Thanks to some famous friends, Andrea Riseborough, star of the little-seen, low-budget film, is competing in a stacked Best Actress race.

Photo of A.A. Dowd
Andrea Riseborough in To Leslie

Andrea Riseborough in To Leslie

Momentum Pictures

The nominations for the 95th Academy Awards were announced early Tuesday morning, and as usual, a list dominated by foregone conclusions (like the big showing for A24 crowdpleaser Everything Everywhere All At Once) also included a few genuine surprises. One in particular is provoking a lot of conversation and ink today, and that would be the star of a low-budget, low-grossing, little-seen West Texas drama managing to secure a spot within the very competitive Best Actress category.

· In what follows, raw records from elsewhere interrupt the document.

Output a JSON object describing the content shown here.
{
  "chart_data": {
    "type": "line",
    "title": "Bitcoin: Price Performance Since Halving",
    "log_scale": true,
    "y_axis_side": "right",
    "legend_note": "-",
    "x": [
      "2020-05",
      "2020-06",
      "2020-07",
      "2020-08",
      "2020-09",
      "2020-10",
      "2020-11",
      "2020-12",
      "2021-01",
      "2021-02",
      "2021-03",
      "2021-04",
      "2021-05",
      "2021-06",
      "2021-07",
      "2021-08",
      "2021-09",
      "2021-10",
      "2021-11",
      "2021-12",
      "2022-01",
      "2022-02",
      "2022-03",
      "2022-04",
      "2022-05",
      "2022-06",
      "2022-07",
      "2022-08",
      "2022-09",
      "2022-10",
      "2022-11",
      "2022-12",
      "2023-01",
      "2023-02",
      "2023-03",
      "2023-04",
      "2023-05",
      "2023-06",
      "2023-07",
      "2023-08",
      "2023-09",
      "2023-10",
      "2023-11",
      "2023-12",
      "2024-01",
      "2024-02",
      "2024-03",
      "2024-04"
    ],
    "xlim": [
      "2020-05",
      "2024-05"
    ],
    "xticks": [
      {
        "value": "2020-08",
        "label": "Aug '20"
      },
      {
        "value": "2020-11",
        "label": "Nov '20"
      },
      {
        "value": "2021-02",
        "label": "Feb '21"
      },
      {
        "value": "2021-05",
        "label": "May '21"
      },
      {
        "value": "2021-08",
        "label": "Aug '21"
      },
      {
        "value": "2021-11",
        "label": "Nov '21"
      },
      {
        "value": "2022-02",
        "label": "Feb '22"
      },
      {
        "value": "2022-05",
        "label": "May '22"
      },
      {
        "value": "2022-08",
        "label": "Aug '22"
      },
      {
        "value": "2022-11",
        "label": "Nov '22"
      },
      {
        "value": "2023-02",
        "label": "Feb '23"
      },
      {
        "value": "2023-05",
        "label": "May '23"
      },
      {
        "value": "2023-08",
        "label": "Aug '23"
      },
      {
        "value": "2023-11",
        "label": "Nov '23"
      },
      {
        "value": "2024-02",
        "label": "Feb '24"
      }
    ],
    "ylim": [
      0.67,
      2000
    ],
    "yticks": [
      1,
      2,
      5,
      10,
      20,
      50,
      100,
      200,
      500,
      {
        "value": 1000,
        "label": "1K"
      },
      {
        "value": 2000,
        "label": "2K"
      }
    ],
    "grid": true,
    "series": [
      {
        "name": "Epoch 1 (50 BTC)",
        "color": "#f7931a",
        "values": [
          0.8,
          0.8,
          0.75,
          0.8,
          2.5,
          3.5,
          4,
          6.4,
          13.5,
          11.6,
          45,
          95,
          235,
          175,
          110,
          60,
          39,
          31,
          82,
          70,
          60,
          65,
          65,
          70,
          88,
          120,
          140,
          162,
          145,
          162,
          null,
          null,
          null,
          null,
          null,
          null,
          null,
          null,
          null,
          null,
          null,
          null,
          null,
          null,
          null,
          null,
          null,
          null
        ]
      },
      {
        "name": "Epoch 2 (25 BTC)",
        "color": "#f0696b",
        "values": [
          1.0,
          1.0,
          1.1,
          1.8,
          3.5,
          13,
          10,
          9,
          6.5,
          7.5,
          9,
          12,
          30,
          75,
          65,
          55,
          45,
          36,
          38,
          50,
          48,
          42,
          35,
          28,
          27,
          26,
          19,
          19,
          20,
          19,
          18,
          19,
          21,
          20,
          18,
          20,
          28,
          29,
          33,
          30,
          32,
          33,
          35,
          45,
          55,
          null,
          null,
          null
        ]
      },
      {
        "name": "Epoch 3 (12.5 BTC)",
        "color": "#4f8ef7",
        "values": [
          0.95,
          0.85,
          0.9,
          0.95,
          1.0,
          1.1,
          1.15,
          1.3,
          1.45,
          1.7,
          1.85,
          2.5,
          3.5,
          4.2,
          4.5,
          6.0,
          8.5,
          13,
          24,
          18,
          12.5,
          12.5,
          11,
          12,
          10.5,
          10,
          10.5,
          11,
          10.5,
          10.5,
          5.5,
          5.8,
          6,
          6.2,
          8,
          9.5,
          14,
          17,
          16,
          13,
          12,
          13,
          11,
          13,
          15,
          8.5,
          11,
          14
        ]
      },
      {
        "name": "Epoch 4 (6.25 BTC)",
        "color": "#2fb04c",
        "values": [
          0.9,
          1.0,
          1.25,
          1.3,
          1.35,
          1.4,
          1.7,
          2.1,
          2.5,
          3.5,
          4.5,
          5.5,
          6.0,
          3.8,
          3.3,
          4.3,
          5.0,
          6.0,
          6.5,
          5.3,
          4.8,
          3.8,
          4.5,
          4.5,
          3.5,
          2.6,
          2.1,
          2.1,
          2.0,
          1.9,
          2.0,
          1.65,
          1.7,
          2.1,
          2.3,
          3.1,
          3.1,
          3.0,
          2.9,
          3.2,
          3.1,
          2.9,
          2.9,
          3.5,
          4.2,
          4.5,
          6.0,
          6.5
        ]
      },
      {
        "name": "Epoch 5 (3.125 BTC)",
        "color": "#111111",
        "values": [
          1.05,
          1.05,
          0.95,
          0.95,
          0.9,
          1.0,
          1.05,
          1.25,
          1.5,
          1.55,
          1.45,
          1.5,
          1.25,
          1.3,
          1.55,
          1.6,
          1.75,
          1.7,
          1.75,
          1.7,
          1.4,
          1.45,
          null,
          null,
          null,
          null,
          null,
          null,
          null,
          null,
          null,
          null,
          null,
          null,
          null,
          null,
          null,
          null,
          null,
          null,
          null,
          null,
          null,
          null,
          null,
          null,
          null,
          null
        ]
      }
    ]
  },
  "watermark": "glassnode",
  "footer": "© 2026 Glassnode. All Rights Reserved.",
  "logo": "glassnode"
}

The star is Andrea Riseborough, who plays a recovering alcoholic reuniting with her estranged son in To Leslie. It's no exaggeration to say that the movie, which premiered in Austin at SXSW last March—alongside aforementioned, increasingly apparent frontrunner Everything Everywhere—is the most obscure title represented in the major Oscar categories this year. It made only about $27,000 during its brief theatrical run in the fall, and while it's now available to digitally rent, it hasn't enjoyed the visibility afforded to films available to stream on Netflix or Apple TV+. Nor has To Leslie shown up regularly among the critical darlings and guild favorites of this awards season, having only picked up a few nods before today.

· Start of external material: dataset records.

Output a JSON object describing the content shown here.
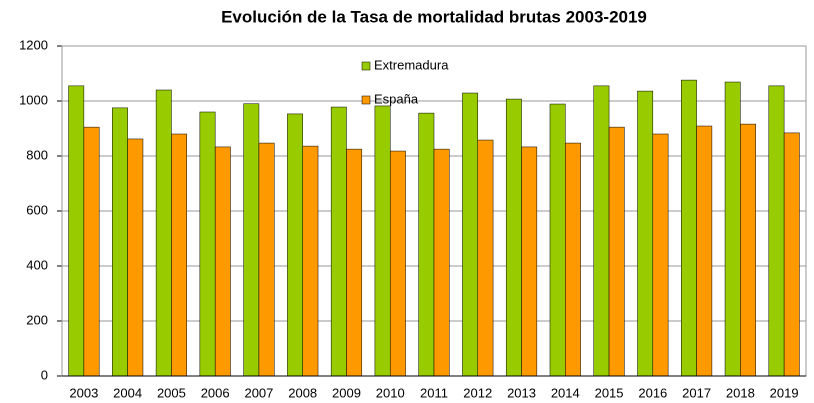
{
  "chart_data": {
    "type": "bar",
    "title": "Evolución de la Tasa de mortalidad brutas 2003-2019",
    "categories": [
      "2003",
      "2004",
      "2005",
      "2006",
      "2007",
      "2008",
      "2009",
      "2010",
      "2011",
      "2012",
      "2013",
      "2014",
      "2015",
      "2016",
      "2017",
      "2018",
      "2019"
    ],
    "series": [
      {
        "name": "Extremadura",
        "color": "#99cc00",
        "values": [
          1055,
          975,
          1040,
          960,
          990,
          953,
          978,
          982,
          956,
          1029,
          1007,
          989,
          1055,
          1036,
          1076,
          1069,
          1055
        ]
      },
      {
        "name": "España",
        "color": "#ff9900",
        "values": [
          905,
          862,
          880,
          833,
          847,
          836,
          825,
          818,
          825,
          858,
          833,
          847,
          905,
          880,
          909,
          916,
          884
        ]
      }
    ],
    "ylim": [
      0,
      1200
    ],
    "yticks": [
      0,
      200,
      400,
      600,
      800,
      1000,
      1200
    ],
    "grid": true,
    "legend": "top"
  }
}
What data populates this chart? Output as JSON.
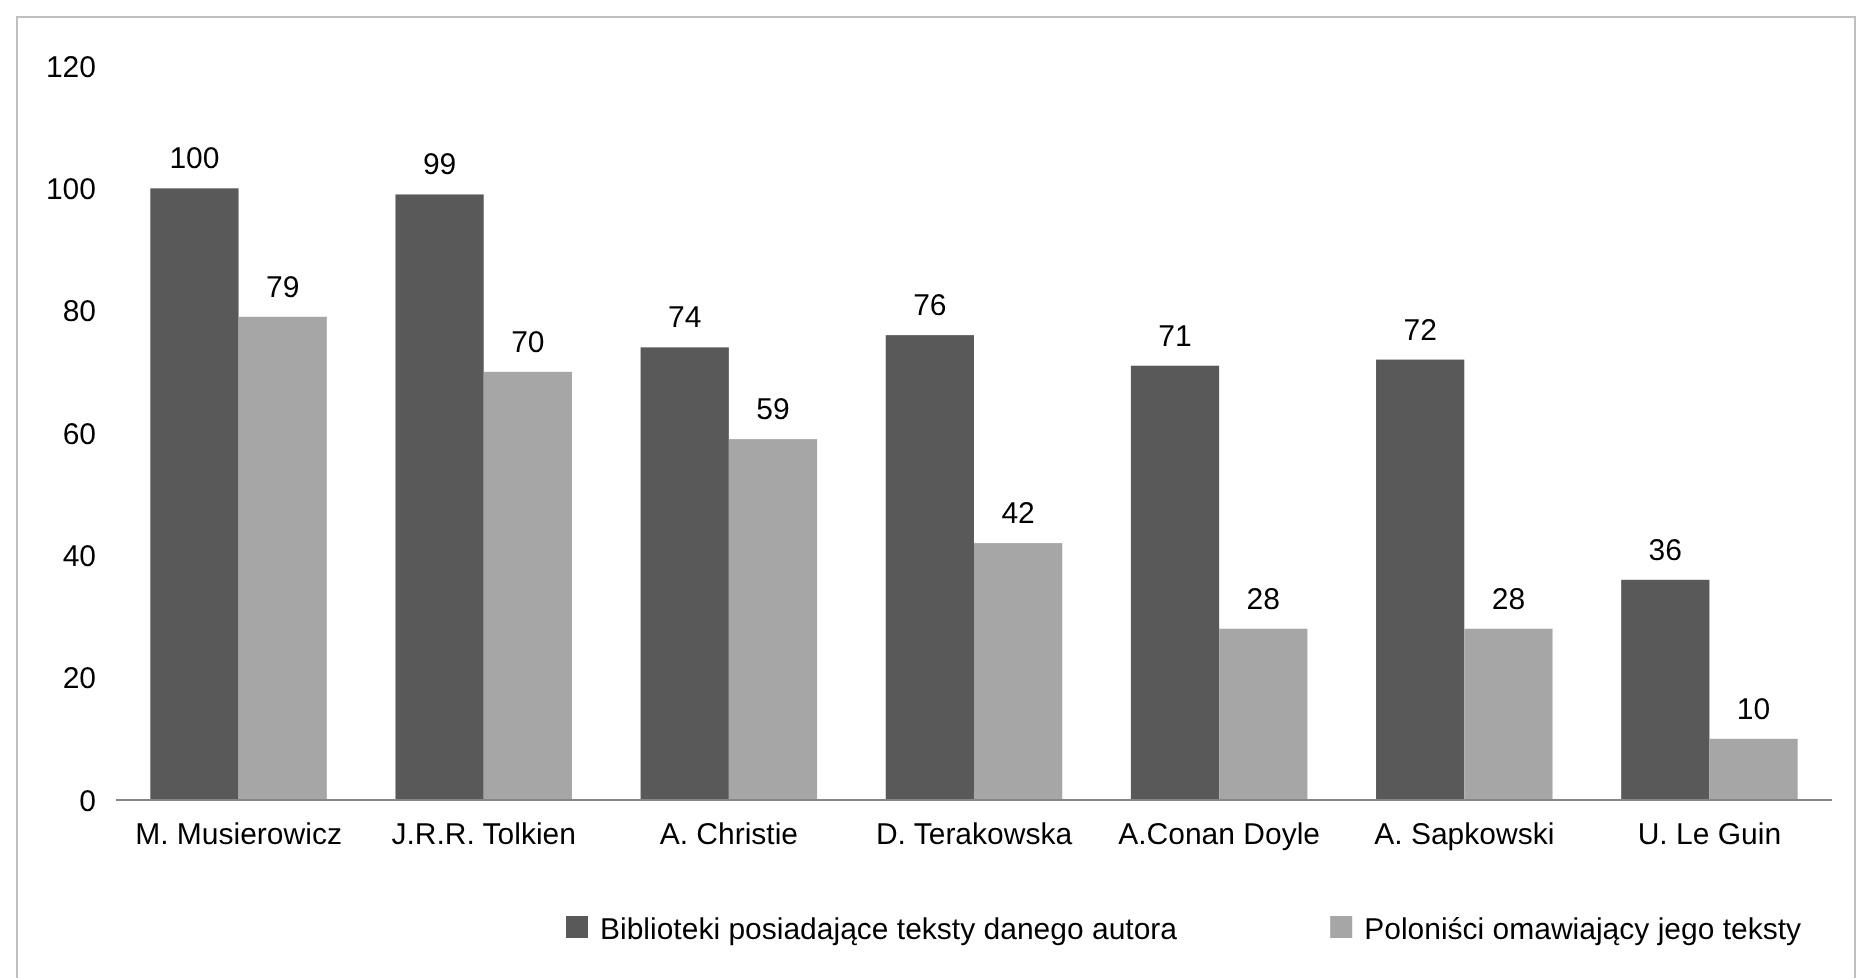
{
  "chart_data": {
    "type": "bar",
    "categories": [
      "M. Musierowicz",
      "J.R.R. Tolkien",
      "A. Christie",
      "D. Terakowska",
      "A.Conan Doyle",
      "A. Sapkowski",
      "U. Le Guin"
    ],
    "series": [
      {
        "name": "Biblioteki posiadające teksty danego autora",
        "color": "#595959",
        "values": [
          100,
          99,
          74,
          76,
          71,
          72,
          36
        ]
      },
      {
        "name": "Poloniści omawiający jego teksty",
        "color": "#a6a6a6",
        "values": [
          79,
          70,
          59,
          42,
          28,
          28,
          10
        ]
      }
    ],
    "ylim": [
      0,
      120
    ],
    "yticks": [
      0,
      20,
      40,
      60,
      80,
      100,
      120
    ],
    "data_labels": true,
    "legend": "bottom",
    "grid": false
  }
}
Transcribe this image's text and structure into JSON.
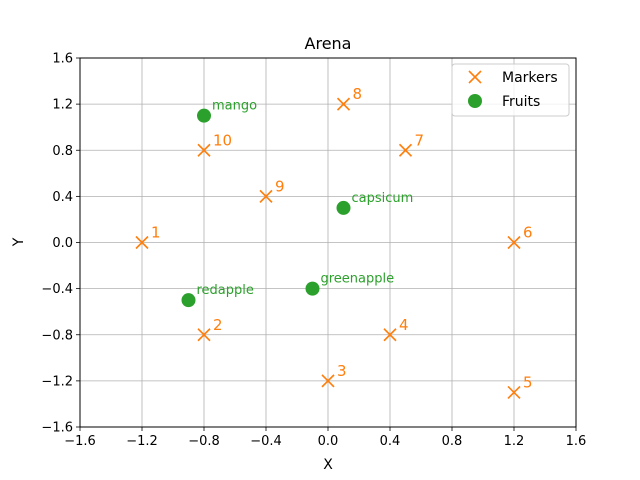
{
  "chart_data": {
    "type": "scatter",
    "title": "Arena",
    "xlabel": "X",
    "ylabel": "Y",
    "xlim": [
      -1.6,
      1.6
    ],
    "ylim": [
      -1.6,
      1.6
    ],
    "xticks": [
      "−1.6",
      "−1.2",
      "−0.8",
      "−0.4",
      "0.0",
      "0.4",
      "0.8",
      "1.2",
      "1.6"
    ],
    "yticks": [
      "−1.6",
      "−1.2",
      "−0.8",
      "−0.4",
      "0.0",
      "0.4",
      "0.8",
      "1.2",
      "1.6"
    ],
    "xtick_values": [
      -1.6,
      -1.2,
      -0.8,
      -0.4,
      0.0,
      0.4,
      0.8,
      1.2,
      1.6
    ],
    "ytick_values": [
      -1.6,
      -1.2,
      -0.8,
      -0.4,
      0.0,
      0.4,
      0.8,
      1.2,
      1.6
    ],
    "grid": true,
    "legend_position": "top-right",
    "series": [
      {
        "name": "Markers",
        "marker": "x",
        "color": "#ff7f0e",
        "points": [
          {
            "label": "1",
            "x": -1.2,
            "y": 0.0
          },
          {
            "label": "2",
            "x": -0.8,
            "y": -0.8
          },
          {
            "label": "3",
            "x": 0.0,
            "y": -1.2
          },
          {
            "label": "4",
            "x": 0.4,
            "y": -0.8
          },
          {
            "label": "5",
            "x": 1.2,
            "y": -1.3
          },
          {
            "label": "6",
            "x": 1.2,
            "y": 0.0
          },
          {
            "label": "7",
            "x": 0.5,
            "y": 0.8
          },
          {
            "label": "8",
            "x": 0.1,
            "y": 1.2
          },
          {
            "label": "9",
            "x": -0.4,
            "y": 0.4
          },
          {
            "label": "10",
            "x": -0.8,
            "y": 0.8
          }
        ]
      },
      {
        "name": "Fruits",
        "marker": "circle",
        "color": "#2ca02c",
        "points": [
          {
            "label": "mango",
            "x": -0.8,
            "y": 1.1
          },
          {
            "label": "capsicum",
            "x": 0.1,
            "y": 0.3
          },
          {
            "label": "redapple",
            "x": -0.9,
            "y": -0.5
          },
          {
            "label": "greenapple",
            "x": -0.1,
            "y": -0.4
          }
        ]
      }
    ]
  }
}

Still, it can't really be said that Riseborough's nomination came out of nowhere. It is, in all likelihood, the result of an uncommonly coordinated celebrity grassroots campaign. About two weeks ago, timed to ballots going out to Academy members, famous actors began simultaneously expressing their love for the performance. While stars like Charlize Theron, Edward Norton, and Jennifer Aniston are said to have hosted screenings of To Leslie, the real pro bono, get-out-the-vote movement happened on social media, where dozens of Hollywood names tweeted support for Riseborough. Some simply circulated a prepared line of copypasta, which really underscored the impression of an organized attempt to sway the vote.

To some, the success of this campaign has been cause for celebration. To Leslie is the kind of movie—genuinely independent and intimately scaled, with no giant stars—that's often overlooked by the Academy. What's more, its distributor, Momentum Pictures, lacked the resources to launch a full-court-press For-Your-Consideration effort, the kind that benefited almost all of the other nominees, this year or any other. In theory, a word-of-mouth campaign is a victory over the pay-to-play economics of awards season, in which the studios that spend the most tend to win the most.

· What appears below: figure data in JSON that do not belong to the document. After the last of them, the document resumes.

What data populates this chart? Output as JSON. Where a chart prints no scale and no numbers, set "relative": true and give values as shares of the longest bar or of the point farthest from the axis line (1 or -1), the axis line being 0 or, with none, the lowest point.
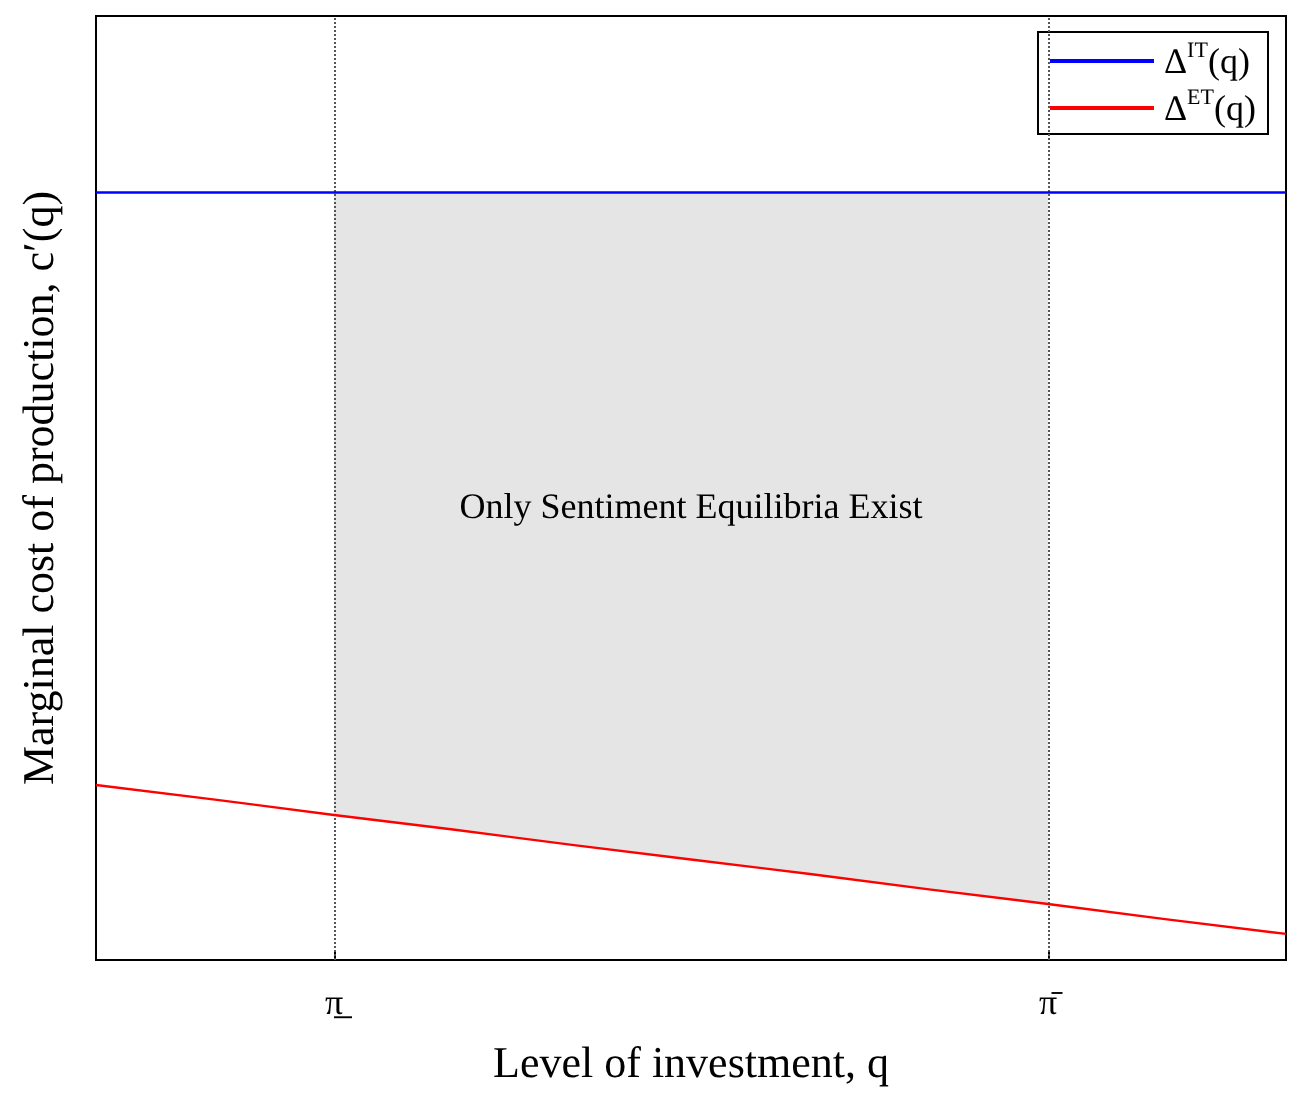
{
  "chart_data": {
    "type": "line",
    "relative": true,
    "xlabel": "Level of investment, q",
    "ylabel": "Marginal cost of production, c′(q)",
    "categories": [
      null,
      null,
      "π̲",
      null,
      null,
      null,
      null,
      null,
      "π̄",
      null,
      null
    ],
    "series": [
      {
        "name": "Δ$^{IT}$(q)",
        "color": "#0000ff",
        "values": [
          1,
          1,
          1,
          1,
          1,
          1,
          1,
          1,
          1,
          1,
          1
        ]
      },
      {
        "name": "Δ$^{ET}$(q)",
        "color": "#ff0000",
        "values": [
          0.228,
          0.209,
          0.189,
          0.17,
          0.15,
          0.131,
          0.112,
          0.092,
          0.073,
          0.053,
          0.034
        ]
      }
    ],
    "ref_lines": [
      {
        "axis": "x",
        "value": "π̲",
        "color": "#555555",
        "line_style": "dotted"
      },
      {
        "axis": "x",
        "value": "π̄",
        "color": "#555555",
        "line_style": "dotted"
      }
    ],
    "bands": [
      {
        "axis": "x",
        "from": "π̲",
        "to": "π̄",
        "label": "Only Sentiment Equilibria Exist",
        "color": "#e5e5e5"
      }
    ],
    "legend": "top right",
    "grid": false,
    "marker": "none",
    "line_style": "solid"
  }
}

On the other hand, Riseborough's nomination can also be seen as proof that Hollywood really is a big clubhouse. Did every member who voted for this "small movie with a big heart" actually see it? How about every celebrity singing its praises? The reused copypasta suggests maybe not. Some of the conversation Tuesday has pivoted around who lost a spot in the Best Actress race thanks to the collaborative efforts of famous friends with big followings and microphones. As some have pointed out, this surprise nomination may have come at the expense of two Black actresses widely considered top contenders, Danielle Deadwyler for Till and Viola Davis for The Woman King. Where were their grassroots celebrity campaigns?

Without the vote tallies, there's no way to know how close either woman—or really anyone else—came to landing a nomination. And it's not as though admiration for Riseborough has emerged from out of nowhere. She's a consummate character actor who's built an impressive, versatile resume over the years, punching up the margins of past Oscar winners (Birdman) and big-budget blockbusters (Oblivion), while delivering knockout lead performances in similarly "small" pictures like Nancy and Possessor. No one is owed an Oscar nomination. But before today, Riseborough would have made an appropriate addition to the list of performers both consistently excellent and consistently overlooked by the Academy.

Whether she has any chance of actually winning the Oscar is debatable. Just how influential is Gwyneth Paltrow anyway? But the fact that Riseborough is even competing is a reminder that in the movie business, as in so many other industries, it's who you know that matters.

To Leslie is now available to digitally rent from the major services.